Well, to be honest, yes. Them’s the facts.


“Wow. She must REALLY be out of ideas to write a post about her gym bag. I’m concerned. Maybe the stay-at-home momness is finally getting to her mental capabilities. And she said she used to be cool…


Yes, I can read minds.

However, as I hit the treadmill yesterday, I took stock and started chuckling. And so, in addition to my fabulous running mix, here’s the rest of Mama’s gym necessities.

1.“Best Dad Ever” Tervis tumbler. I keep waiting for someone to raise an eyebrow. For the record, “Best Mom” was dirty from my last gym excursion.

2. One pair of wireless, Bluetooth headphones because I’ve awkwardly caught the headphone wire and sent my phone flying too many times.

3. One pair of regular headphones in case something good is playing on the treadmill’s TV. Also in the “off chance” I forgot to charge my wireless headphones. Can you imagine trying to exercise WITHOUT watching TV? Honestly.

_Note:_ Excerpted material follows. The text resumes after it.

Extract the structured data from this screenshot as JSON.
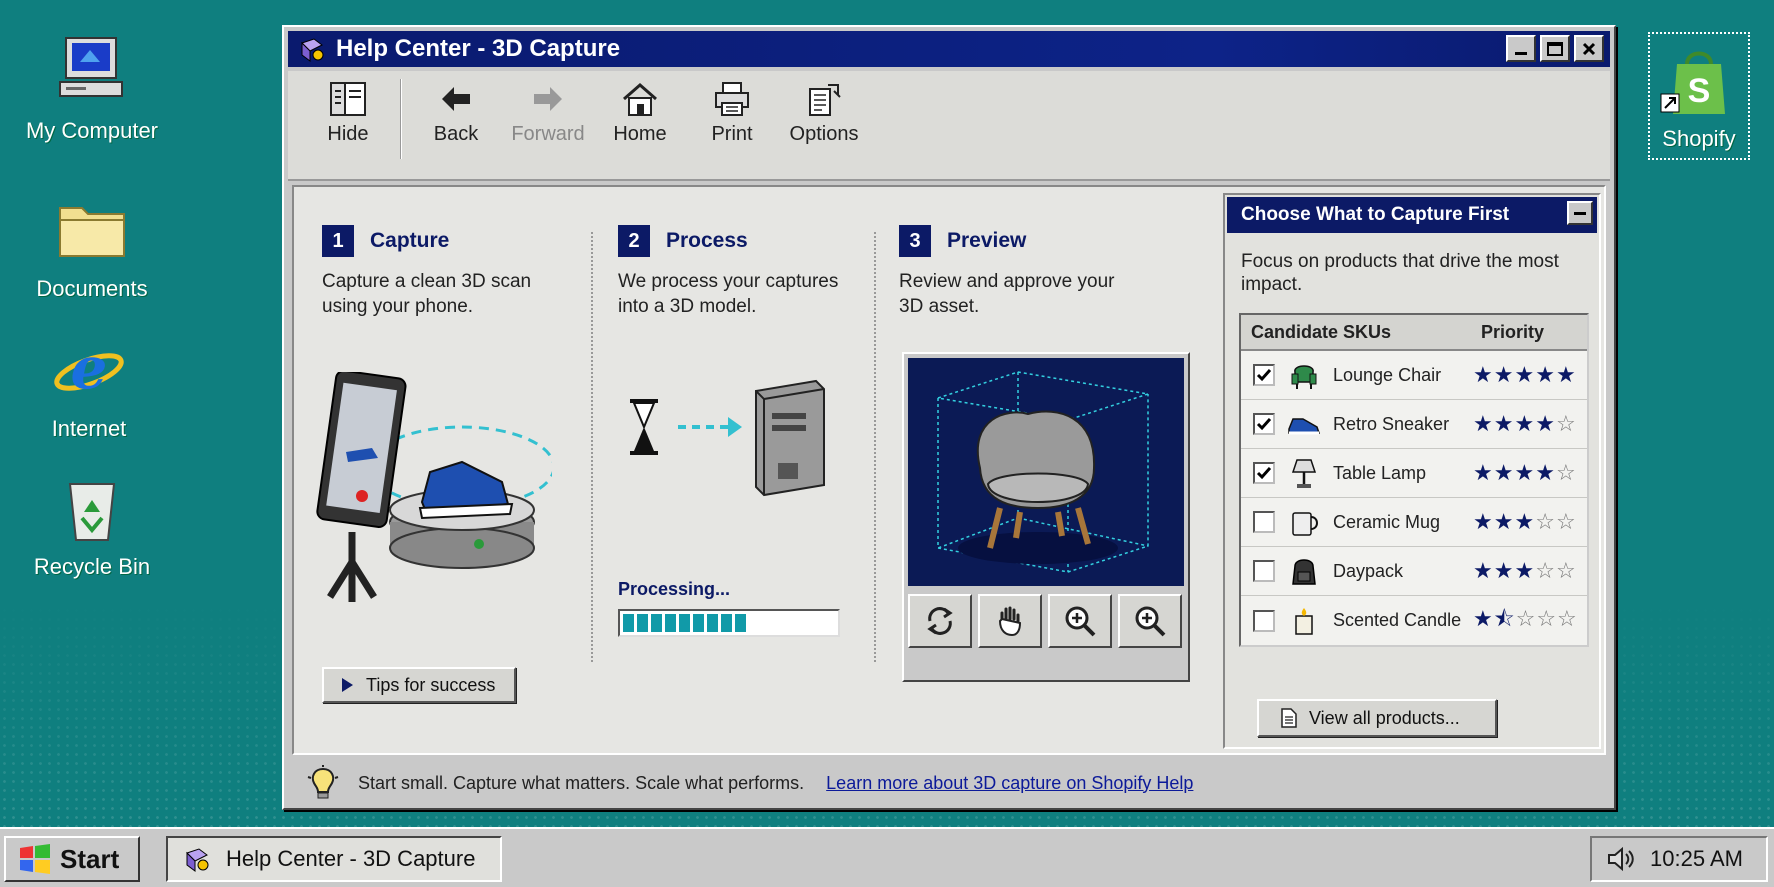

20180221_0952171956281101.jpg4. Clean (baby) diaper (because the lovely childcare workers won’t change a freakin’ diaper, and Olivia loves to drop one right as I’m in the sweatiest part of my workout.)

5. Wipes (see above)

6. Bag of crackers (for when I get called to the kid area. They also won’t feed your kid anything, and I like to ply my children with food to stifle any emotional negativity.) Also, potentially for me, as I hide away in the locker room for an extra few minutes of “free” childcare to play on my phone.

7. A dish towel I stole from the instructor of my first cycling class. I was seeing black when I finished my first (and only!) cycling class, so she ran out for a bag of ice wrapped with this red, polka-dotted towel. I nicked it because I was too embarrassed to give a sweaty towel to some perky gym employee. I also have a “May the Force be With You” towel to celebrate my rising level of nerdiness.

8. Shower stuff. I sometimes get brave and try for the post-workout shower, but I normally get called halfway through and have to sprint to comfort my hysterical child with wet hair and no make up.


There you have it. Yet another sneak peek into my endlessly fascinating life. I try to remain an enigma to you people, I truly do, but I just can’t help myself.

Jim Gaffigan

(I’ll try to be more academically enlightening in forthcoming posts. *wink face*)

Am I missing anything? Got any gym life hacks to share?